厳しくも豊かな自然の中にこそ、未来を創造するヒラメキがある――そんな理念のもと、「未来が育つ場づくり」を推し進めるきたもっくの福嶋誠氏。きたもっくはキャンプファンの間では知らない人はいない、日本有数のキャンプ場「北軽井沢スィートグラス」の運営母体だ。
そんなキャンプ場を運営する代表の福嶋氏は、昨年9月に焚火に集う宿泊型ミーティング施設「TAKIVIVA(タキビバ)」を北軽井沢にオープンした。

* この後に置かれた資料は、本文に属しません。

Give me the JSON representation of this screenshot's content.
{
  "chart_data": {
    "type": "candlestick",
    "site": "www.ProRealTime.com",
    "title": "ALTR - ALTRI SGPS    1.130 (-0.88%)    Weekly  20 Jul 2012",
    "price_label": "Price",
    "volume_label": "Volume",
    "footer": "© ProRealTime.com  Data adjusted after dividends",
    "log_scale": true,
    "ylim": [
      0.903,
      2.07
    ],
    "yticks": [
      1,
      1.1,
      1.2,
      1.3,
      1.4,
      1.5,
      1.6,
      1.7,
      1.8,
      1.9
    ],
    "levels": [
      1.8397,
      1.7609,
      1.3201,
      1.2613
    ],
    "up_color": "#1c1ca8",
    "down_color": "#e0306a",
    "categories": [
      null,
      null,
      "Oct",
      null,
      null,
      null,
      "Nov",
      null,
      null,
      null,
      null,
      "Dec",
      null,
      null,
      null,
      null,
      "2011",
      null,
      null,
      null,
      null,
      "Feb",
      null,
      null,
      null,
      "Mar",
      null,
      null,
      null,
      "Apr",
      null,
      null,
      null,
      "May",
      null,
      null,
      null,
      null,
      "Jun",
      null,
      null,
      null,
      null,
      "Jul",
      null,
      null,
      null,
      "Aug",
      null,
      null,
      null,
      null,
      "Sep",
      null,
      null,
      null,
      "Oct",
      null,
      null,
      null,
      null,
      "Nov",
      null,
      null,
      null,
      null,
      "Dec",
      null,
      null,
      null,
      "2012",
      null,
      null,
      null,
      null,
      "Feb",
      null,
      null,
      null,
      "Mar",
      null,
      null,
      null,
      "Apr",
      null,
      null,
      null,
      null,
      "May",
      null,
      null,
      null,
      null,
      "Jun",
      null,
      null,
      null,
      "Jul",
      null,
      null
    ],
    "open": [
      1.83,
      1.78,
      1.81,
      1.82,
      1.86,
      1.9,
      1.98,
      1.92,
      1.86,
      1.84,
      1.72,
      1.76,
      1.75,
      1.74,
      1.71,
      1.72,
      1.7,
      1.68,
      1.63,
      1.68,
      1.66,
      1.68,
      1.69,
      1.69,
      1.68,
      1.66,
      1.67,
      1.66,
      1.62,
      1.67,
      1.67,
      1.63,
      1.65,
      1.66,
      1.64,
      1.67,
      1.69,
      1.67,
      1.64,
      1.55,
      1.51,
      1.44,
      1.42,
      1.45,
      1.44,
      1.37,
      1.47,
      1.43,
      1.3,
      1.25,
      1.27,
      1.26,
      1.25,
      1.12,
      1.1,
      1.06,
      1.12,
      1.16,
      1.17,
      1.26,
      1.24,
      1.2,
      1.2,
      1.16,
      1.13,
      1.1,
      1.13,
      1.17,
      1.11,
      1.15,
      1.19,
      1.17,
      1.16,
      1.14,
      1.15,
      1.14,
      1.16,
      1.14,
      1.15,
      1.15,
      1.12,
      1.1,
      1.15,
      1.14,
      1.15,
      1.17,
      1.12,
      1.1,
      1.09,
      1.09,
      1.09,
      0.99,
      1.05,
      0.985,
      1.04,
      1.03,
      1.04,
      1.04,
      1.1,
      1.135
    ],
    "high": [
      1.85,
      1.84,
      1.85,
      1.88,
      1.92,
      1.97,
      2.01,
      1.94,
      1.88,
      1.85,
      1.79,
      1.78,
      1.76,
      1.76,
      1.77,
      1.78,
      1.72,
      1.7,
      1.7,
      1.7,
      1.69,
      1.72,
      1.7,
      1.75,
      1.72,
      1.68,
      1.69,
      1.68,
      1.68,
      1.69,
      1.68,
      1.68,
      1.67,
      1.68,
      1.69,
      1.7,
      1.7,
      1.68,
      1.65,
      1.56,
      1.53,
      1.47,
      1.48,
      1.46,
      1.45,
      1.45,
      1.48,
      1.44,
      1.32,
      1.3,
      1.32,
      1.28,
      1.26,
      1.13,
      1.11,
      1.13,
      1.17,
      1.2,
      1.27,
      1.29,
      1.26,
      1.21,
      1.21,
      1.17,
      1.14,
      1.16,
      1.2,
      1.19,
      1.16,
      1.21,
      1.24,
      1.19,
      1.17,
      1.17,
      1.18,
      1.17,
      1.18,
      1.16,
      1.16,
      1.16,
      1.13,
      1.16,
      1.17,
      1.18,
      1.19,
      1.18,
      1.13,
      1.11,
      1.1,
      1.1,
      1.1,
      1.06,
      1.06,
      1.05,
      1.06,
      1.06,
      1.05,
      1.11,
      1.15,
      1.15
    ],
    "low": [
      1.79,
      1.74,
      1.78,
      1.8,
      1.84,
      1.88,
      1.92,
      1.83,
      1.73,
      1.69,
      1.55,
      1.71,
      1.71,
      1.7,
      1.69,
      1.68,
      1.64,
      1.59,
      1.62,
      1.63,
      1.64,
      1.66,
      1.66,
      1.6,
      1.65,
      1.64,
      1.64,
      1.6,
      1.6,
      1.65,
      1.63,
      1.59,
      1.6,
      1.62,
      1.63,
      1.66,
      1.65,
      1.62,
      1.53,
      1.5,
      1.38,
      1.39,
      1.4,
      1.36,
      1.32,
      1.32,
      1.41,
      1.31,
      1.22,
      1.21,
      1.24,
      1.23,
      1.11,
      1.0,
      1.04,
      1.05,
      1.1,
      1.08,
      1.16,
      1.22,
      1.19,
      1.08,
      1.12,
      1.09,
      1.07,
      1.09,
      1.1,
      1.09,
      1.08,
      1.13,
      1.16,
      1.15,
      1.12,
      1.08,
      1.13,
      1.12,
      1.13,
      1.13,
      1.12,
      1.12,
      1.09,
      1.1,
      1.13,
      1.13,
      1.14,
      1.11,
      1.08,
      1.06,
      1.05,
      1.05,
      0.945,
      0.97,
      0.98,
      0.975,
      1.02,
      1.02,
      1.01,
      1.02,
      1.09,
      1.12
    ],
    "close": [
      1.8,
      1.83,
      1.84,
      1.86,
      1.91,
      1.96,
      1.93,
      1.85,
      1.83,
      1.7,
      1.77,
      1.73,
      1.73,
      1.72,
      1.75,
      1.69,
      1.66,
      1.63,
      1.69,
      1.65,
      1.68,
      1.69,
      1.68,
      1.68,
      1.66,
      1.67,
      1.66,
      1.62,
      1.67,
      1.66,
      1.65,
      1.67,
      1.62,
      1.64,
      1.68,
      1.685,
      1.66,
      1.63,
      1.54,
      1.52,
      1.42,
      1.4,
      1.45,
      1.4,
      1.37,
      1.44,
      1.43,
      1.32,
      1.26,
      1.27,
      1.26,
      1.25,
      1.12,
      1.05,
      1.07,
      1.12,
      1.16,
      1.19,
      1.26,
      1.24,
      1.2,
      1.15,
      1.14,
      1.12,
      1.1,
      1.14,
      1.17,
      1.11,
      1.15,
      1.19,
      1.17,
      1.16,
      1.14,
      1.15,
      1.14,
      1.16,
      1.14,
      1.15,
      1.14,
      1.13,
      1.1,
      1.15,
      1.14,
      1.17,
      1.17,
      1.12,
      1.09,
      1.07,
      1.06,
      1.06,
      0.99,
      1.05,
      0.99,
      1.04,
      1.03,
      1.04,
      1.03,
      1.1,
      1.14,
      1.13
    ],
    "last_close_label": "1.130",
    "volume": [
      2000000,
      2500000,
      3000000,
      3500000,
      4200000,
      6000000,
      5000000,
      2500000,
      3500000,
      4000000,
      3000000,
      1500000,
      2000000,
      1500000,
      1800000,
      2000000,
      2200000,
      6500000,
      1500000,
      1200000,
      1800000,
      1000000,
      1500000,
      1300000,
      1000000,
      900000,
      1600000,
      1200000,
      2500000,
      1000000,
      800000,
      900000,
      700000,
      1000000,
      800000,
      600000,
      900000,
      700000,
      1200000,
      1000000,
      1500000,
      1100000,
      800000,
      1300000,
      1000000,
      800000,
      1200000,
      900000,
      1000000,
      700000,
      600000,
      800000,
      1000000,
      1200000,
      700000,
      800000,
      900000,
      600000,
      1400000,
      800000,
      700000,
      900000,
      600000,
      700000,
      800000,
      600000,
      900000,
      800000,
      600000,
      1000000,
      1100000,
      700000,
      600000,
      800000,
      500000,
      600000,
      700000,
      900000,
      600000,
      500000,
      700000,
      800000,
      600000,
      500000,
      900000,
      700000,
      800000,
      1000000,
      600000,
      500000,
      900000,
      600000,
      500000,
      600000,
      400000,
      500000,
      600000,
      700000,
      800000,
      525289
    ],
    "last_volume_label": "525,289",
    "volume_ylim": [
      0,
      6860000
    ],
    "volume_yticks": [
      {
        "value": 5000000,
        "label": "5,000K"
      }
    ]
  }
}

人と自然の対話や、家族再生を理念に掲げる福嶋氏は、なぜいまビジネスパーソンを対象にしたプロジェクトを起ち上げたのか。
「火を中心に語りあう濃密なコミュニケーションによって、共同体はより深く広く連携していく。現代でも、火の求心性を尊ぶ祭りや神事が世界中に残る。 まさに火が人を進化させ、社会性を育み、文明をつくったと言える」
そう語る福嶋氏。
焚火が現代の私たちにもたらす効用はさまざまあるとのことだが、そのひとつを福嶋氏は「羊に教えてもらった」と言う。羊と同じ方向をきちんと見渡してやればなつきにくい羊も安心して人になつくというのだ。それはまさに焚き火の効果にも通ずるという。円陣を組んでみんなで自然に同じ火を眺めることで、ヒエラルキーは壊れ、フラットな関係になり、隣にいる人から伝わる雰囲気や安心感を得ることで、お互いの関係性が深まっていくと。
自然との対話、そして人と人のコミュニケーションをつくる場。その大切な要素が焚き火なのだ。それは今日の現代人が最も失っていることなのかもしれない。